Multiatom Greenberger-Horne-Zeilinger states using cavity-induced Rydberg blockade

TL;DR

This paper introduces a new method to generate multiatom GHZ states using cavity-induced Rydberg blockade, enabling entanglement over millimeter distances with low dissipation.

Contribution

It presents a novel scheme for creating GHZ states in cold atoms via cavity-mediated virtual photon exchange causing asymmetric Rydberg blockade.

Findings

Successful suppression of simultaneous Rydberg excitations.

Entanglement generation over millimeter-scale distances.
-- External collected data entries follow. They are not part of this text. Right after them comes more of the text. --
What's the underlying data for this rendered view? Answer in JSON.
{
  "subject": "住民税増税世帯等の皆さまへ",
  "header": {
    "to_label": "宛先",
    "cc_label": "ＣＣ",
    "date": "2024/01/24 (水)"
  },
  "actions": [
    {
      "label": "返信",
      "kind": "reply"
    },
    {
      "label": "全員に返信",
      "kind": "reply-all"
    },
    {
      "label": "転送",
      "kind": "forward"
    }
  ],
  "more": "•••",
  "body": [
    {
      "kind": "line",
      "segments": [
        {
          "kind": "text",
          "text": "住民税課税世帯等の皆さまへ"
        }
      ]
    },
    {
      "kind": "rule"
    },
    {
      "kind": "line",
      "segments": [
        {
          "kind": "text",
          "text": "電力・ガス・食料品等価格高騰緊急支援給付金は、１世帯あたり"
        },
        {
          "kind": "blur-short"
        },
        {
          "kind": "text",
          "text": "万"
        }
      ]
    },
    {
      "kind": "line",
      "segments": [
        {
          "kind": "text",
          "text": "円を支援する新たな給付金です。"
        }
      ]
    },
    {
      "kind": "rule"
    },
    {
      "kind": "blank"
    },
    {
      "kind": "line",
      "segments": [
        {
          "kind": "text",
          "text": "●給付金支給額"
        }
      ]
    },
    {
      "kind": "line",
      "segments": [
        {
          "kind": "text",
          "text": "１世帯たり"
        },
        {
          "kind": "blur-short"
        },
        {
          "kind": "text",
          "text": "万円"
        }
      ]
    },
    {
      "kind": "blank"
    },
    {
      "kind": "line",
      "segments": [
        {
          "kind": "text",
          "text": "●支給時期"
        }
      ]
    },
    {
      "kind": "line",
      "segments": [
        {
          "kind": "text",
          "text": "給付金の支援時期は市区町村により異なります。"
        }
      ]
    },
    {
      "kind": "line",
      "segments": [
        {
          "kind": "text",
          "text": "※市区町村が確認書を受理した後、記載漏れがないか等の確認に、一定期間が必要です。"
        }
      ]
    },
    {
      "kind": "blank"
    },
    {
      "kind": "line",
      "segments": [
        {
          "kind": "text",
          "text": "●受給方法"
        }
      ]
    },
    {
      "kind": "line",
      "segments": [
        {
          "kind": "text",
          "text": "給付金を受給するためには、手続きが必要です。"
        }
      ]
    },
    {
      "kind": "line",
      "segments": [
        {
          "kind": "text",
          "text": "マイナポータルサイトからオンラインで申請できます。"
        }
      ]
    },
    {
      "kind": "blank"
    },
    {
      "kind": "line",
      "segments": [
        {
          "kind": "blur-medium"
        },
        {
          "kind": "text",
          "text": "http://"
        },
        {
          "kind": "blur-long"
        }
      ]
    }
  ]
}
Adiabatic transfer into entangled states with low dissipation.

Abstract

We describe a novel method for producing Greenberger-Horne-Zeilinger states in cold atoms coupled to a superconducting coplanar cavity. In the proposed scheme, atoms interact between each other by virtual photon exchange via a cavity mode. These interactions cause an asymmetric Rydberg blockade mechanism that suppresses simultaneous excitations into different atomic Rydberg levels, thus forcing all atoms to occupy the same Rydberg state. This mechanism has effect even if the atoms are separated by distances of the order of millimeters. The atomic populations are transferred adiabatically from the ground state into the entangled state by following a collective dark state with low dissipation rates.